Pour cette autre jeune femme dont j'ai rapporté le cas sous le titre "L'amour comme
Sinthome", dans la Lettre mensuelle de l’ECF, l'analyse est ce qui lui permet de
donner corps au signifiant "femme "qui vaut pour elle comme Idéal du moi. Grâce
à cela elle a pu aimer un homme, ils sont sur le point de se marier, elle va choisir la
robe. Elle est là seule dans les grands magasins tandis que les autres sont toutes en
compagnie d'une autre femme, une mère, une amie, une conseillère. Les vendeuses
ne la voient pas, elle est transparente, sur le bord de la dépersonnalisation. Je lui
signifie alors que les vendeuses ne sont pas psychologues, et qu'elle pourrait faire
des concessions à un certain usage qui, semble t il veut que l'on ne choisisse pas
seule sa robe de mariée; on se demande bien pourquoi! Mais enfin! Elle y consent
et revient heureuse d'en avoir choisie une bien qu'elle ne corresponde en rien à
celle qu'elle voulait au départ. Cette fois-ci elle etait accompagnée dit –elle,
triomphante; un collègue de bureau, libre ce soir là après la sortie du travail avait
accepté la proposition.
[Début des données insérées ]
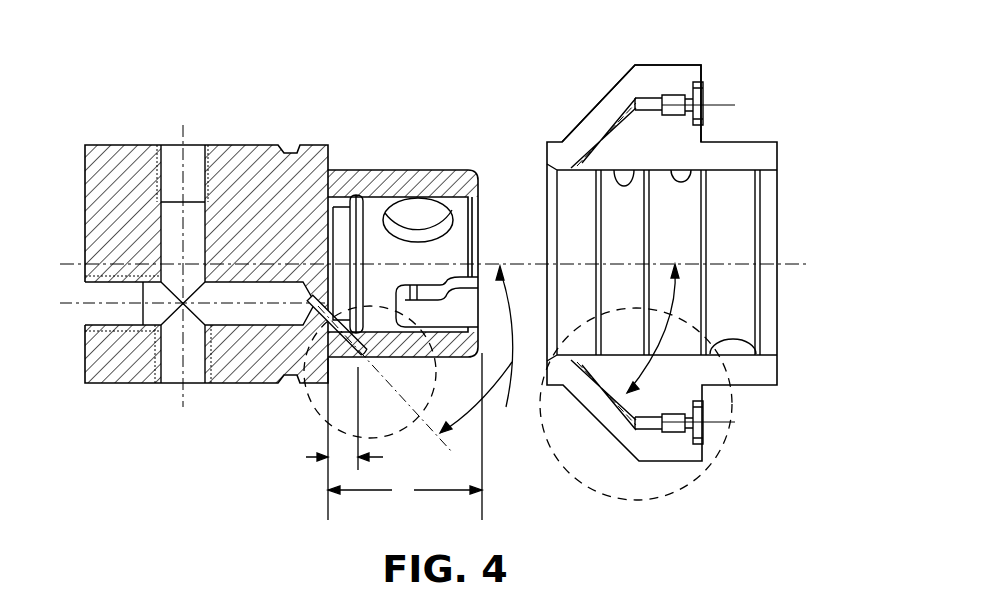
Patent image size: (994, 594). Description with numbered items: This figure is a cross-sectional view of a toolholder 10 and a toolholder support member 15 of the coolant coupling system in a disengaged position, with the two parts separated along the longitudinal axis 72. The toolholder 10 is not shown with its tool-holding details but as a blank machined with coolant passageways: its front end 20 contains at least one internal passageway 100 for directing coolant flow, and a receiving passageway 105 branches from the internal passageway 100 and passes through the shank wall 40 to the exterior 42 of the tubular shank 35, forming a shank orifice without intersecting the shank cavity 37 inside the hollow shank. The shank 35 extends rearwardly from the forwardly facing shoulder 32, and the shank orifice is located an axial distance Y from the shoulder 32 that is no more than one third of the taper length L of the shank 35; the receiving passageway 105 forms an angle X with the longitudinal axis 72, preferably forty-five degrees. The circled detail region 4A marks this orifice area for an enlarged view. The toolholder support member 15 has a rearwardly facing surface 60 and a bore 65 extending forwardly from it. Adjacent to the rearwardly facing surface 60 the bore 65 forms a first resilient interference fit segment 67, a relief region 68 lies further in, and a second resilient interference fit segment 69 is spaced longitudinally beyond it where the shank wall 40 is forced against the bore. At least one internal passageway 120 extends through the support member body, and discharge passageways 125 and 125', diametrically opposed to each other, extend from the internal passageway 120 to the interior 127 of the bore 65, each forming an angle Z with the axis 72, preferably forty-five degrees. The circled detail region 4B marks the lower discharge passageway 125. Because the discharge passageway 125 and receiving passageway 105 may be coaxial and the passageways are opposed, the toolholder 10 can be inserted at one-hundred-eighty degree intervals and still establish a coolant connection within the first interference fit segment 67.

The toolholder 10 is at (216, 100).
The front end 20 is at (115, 147).
The internal passageway 100 is at (95, 312).
The receiving passageway 105 is at (297, 372).
The forwardly facing shoulder 32 is at (331, 168).
The tubular shank 35 is at (423, 173).
The shank cavity 37 is at (372, 197).
The shank wall 40 is at (449, 347).
The exterior 42 is at (412, 353).
The detail region 4A is at (317, 413).
The detail region 4B is at (703, 468).
The taper length L is at (405, 436).
The orifice position Y is at (336, 418).
The angle X is at (505, 351).
The angle Z is at (665, 368).
The rearwardly facing surface 60 is at (550, 354).
The longitudinal axis 72 is at (793, 264).
The first resilient interference fit segment 67 is at (552, 187).
The relief region 68 is at (639, 166).
The second resilient interference fit segment 69 is at (702, 173).
The bore 65 is at (737, 187).
The interior of the bore 127 is at (737, 313).
The toolholder support member 15 is at (678, 68).
The discharge passageway 125' is at (594, 86).
The discharge passageway 125 is at (594, 458).
The internal passageway 120 is at (698, 82).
C'est peu romantique comme dit Yann à Bess dans les
toilettes du restaurant …

Nous soutenons qu’il convient dans ces cas de « ne pas interpréter le formalisme
avec le romantisme », soit le hors phallus avec la clé phallique, ce qui comporte de
faire place à cet imaginaire inhabituel. Car tout inhabituel qu’il soit cet imaginaire
est le fondement sur lequel s’appuie le réel propre à cette patiente. Lui donner la
place qu’il mérite, permet son inscription dans une chaîne où l'amour fou
caractérise tous les amours et chacun à la fois.